Cyrielle Opitom et son équipe ont suivi l’évolution du nuage de débris pendant un mois, avec l’instrument du VLT de l’ESO, MUSE (Multi Unit Spectroscopic Explorer). Ils ont constaté que le nuage éjecté était plus bleu que l’astéroïde lui-même avant l’impact, ce qui indique que le nuage pourrait être constitué de particules très fines. Dans les heures et les jours qui ont suivi l’impact, d’autres structures se sont développées : des amas, des spirales et une longue queue repoussée par le rayonnement du Soleil. Les spirales et la queue étaient plus rouges que le nuage initial, et pouvaient donc être constituées de particules plus grosses.

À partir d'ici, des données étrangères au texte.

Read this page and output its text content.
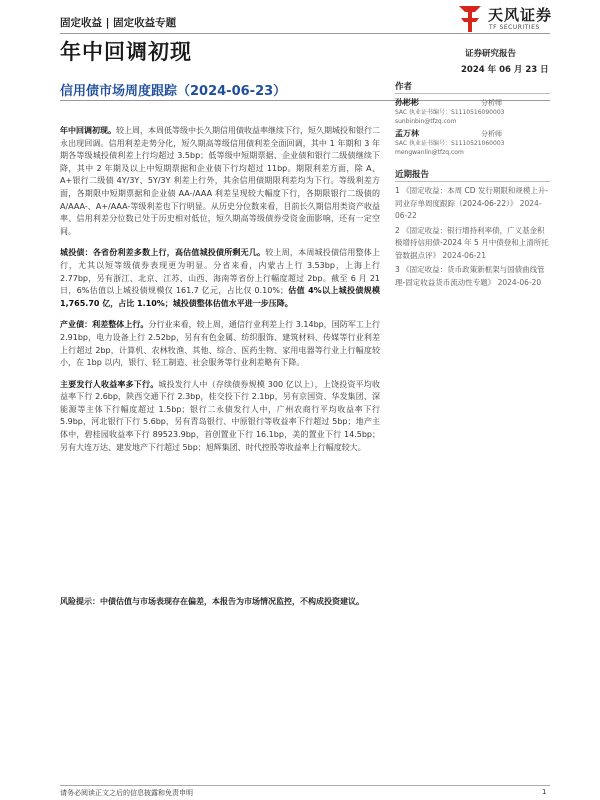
固定收益 | 固定收益专题	天风证券
TF SECURITIES
年中回调初现	证券研究报告
2024 年 06 月 23 日
信用债市场周度跟踪（2024-06-23）

年中回调初现。较上周，本周低等级中长久期信用债收益率继续下行，短久期城投和银行二永出现回调。信用利差走势分化，短久期高等级信用债利差全面回调，其中 1 年期和 3 年期各等级城投债利差上行均超过 3.5bp；低等级中短期票据、企业债和银行二级债继续下降，其中 2 年期及以上中短期票据和企业债下行均超过 11bp。期限利差方面，除 A、A+银行二级债 4Y/3Y、5Y/3Y 利差上行外，其余信用债期限利差均为下行。等级利差方面，各期限中短期票据和企业债 AA-/AAA 利差呈现较大幅度下行，各期限银行二级债的 A/AAA-、A+/AAA-等级利差也下行明显。从历史分位数来看，目前长久期信用类资产收益率、信用利差分位数已处于历史相对低位，短久期高等级债券受资金面影响，还有一定空间。

城投债：各省份利差多数上行，高估值城投债所剩无几。较上周，本周城投债信用整体上行，尤其以短等级债券表现更为明显。分省来看，内蒙古上行 3.53bp，上海上行 2.77bp，另有浙江、北京、江苏、山西、海南等省份上行幅度超过 2bp。截至 6 月 21 日，6%估值以上城投债规模仅 161.7 亿元，占比仅 0.10%；估值 4%以上城投债规模 1,765.70 亿，占比 1.10%；城投债整体估值水平进一步压降。

产业债：利差整体上行。分行业来看，较上周，通信行业利差上行 3.14bp，国防军工上行 2.91bp，电力设备上行 2.52bp，另有有色金属、纺织服饰、建筑材料、传媒等行业利差上行超过 2bp，计算机、农林牧渔、其他、综合、医药生物、家用电器等行业上行幅度较小，在 1bp 以内，银行、轻工制造、社会服务等行业利差略有下降。

主要发行人收益率多下行。城投发行人中（存续债券规模 300 亿以上），上饶投资平均收益率下行 2.6bp，陕西交通下行 2.3bp，桂交投下行 2.1bp，另有京国资、华发集团、深能源等主体下行幅度超过 1.5bp；银行二永债发行人中，广州农商行平均收益率下行 5.9bp，河北银行下行 5.6bp，另有青岛银行、中原银行等收益率下行超过 5bp；地产主体中，碧桂园收益率下行 89523.9bp，首创置业下行 16.1bp，美的置业下行 14.5bp；另有大连万达、建发地产下行超过 5bp；旭辉集团、时代控股等收益率上行幅度较大。

风险提示：中债估值与市场表现存在偏差，本报告为市场情况监控，不构成投资建议。
作者
孙彬彬	分析师
SAC 执业证书编号：S1110516090003
sunbinbin@tfzq.com
孟万林	分析师
SAC 执业证书编号：S1110521060003
mengwanlin@tfzq.com
近期报告
1 《固定收益：本周 CD 发行期限和规模上升-同业存单周度跟踪（2024-06-22）》 2024-06-22
2 《固定收益：银行增持利率债，广义基金积极增持信用债-2024 年 5 月中债登和上清所托管数据点评》 2024-06-21
3 《固定收益：货币政策新框架与国债曲线管理-固定收益货币流动性专题》 2024-06-20
请务必阅读正文之后的信息披露和免责申明	1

Une autre équipe, menée par Stefano Bagnulo, astronome à l’Armagh Observatory and Planetarium au Royaume-Uni, a étudié comment l’impact de Dart a altéré la surface de l’astéroïde. “La structure et la composition de l'astéroïde peuvent être révélée grâce à l'observation des changements de polarisation (lorsque les ondes lumineuses oscillent dans une direction privilégiée plutôt que de manière aléatoire) selon l’orientation de l’astéroïde par rapport à nous et au Soleil." Stefano Bagnulo et ses collègues ont utilisé l’instrument FORS2 sur le VLT pour surveiller l’astéroïde, et ils ont découvert que le niveau de polarisation a soudainement chuté après l’impact. Au même moment, la luminosité globale du système a augmenté. Une explication possible est que l’impact a exposé plus de matière vierge de l’intérieur de l’astéroïde. “Peut-être que la matière expulsée par l’impact était intrinsèquement plus lumineuse et moins polarisante que la matière à la surface, car elle n’a jamais été exposée au vent solaire et à la radiation du soleil,” dit Stefano Bagnulo. Une autre possibilité est que l’impact a détruit des particules à la surface, éjectant ainsi beaucoup de plus petites particules dans le nuage de débris.
En complément de MUSE et FORS2, les suites de l'impact ont été observé par deux autres instruments du VLT, et l'analyse de ces données est en cours.